Radiology Coding Alert

Reader Questions:

Prevent Problems by Precertifying Range

Question: If we precertify a specific interventional procedure based on one diagnosis, but the radiologist determines the patient requires an additional procedure once he's working on the patient, may we report the second procedure, too?

Tennessee Subscriber

Answer: You should report the additional procedure and diagnosis, assuming your documentation describes the medical necessity for them. Tip: Your practice may be able to prevent dealing with this problem by precertifying a code range.
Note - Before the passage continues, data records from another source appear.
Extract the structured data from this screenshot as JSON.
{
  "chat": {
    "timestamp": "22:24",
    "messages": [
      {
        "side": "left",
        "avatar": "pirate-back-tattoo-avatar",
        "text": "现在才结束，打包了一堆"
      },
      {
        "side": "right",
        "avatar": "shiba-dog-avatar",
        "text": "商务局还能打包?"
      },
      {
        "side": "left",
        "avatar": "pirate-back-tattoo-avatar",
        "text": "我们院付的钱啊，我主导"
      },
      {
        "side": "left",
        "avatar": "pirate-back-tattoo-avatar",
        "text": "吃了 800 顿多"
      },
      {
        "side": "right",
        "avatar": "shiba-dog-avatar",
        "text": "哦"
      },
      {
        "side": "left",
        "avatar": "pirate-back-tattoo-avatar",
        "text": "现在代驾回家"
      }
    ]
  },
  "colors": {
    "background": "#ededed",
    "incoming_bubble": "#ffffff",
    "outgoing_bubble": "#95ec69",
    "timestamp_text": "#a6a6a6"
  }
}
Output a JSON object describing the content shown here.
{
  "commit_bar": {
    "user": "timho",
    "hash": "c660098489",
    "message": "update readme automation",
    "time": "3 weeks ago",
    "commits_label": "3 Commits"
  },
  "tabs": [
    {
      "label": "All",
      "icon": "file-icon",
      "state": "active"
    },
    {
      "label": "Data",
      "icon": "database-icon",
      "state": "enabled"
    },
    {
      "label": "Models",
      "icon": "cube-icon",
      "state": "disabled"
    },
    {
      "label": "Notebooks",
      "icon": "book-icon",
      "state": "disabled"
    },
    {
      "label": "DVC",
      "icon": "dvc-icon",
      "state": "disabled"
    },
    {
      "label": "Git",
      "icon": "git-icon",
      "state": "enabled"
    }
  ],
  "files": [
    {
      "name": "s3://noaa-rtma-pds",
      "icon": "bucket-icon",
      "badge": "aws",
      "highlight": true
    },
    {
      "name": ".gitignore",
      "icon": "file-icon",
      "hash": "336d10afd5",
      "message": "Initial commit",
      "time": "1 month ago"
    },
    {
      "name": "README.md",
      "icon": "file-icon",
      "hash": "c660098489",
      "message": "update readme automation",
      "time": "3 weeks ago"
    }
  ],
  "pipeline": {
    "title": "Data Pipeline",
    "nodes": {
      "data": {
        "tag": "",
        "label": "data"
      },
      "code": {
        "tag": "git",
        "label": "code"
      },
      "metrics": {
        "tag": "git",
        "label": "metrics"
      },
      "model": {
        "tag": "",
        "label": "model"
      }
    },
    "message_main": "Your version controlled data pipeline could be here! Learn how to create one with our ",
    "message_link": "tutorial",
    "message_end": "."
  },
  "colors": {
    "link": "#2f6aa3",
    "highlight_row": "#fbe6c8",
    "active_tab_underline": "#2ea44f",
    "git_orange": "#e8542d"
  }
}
Example: Your practice precertifies thoracentesis (32421, Thoracentesis, puncture of pleural cavity for aspiration, initial or subsequent) for a patient with pleural effusion (511.9, Unspecified pleural effusion). After the radiologist begins the procedure, he aspirates a small amount of blood and pus from the patient's lung. He determines the patient actually has a hemothorax (511.89, Other specified forms of effusion, except tuberculous). The radiologist inserts a chest tube and performs thoracostomy to remove the fluid (32551, Tube thoracostomy, includes water seal [e.g., for abscess, hemothorax, empyema], when performed [separate procedure]).

Before the procedure, let the insurer's precertification department know that the physician may perform other procedures if he discovers additional diagnoses requiring treatment. For insurers who want you to precertify only the intended procedure (in this case, 32421) based on the confirmed diagnosis, you can precertify the expected service but repeat that the radiologist may perform and report more procedures if medically necessary.

If, after the surgery, the insurance company denies the additional procedure (in this case, 32551), appeal by citing the date your practice requested precertification, your attempt to precertify a code range, and the fact that the radiologist diagnosed hemothorax during the thoracentesis.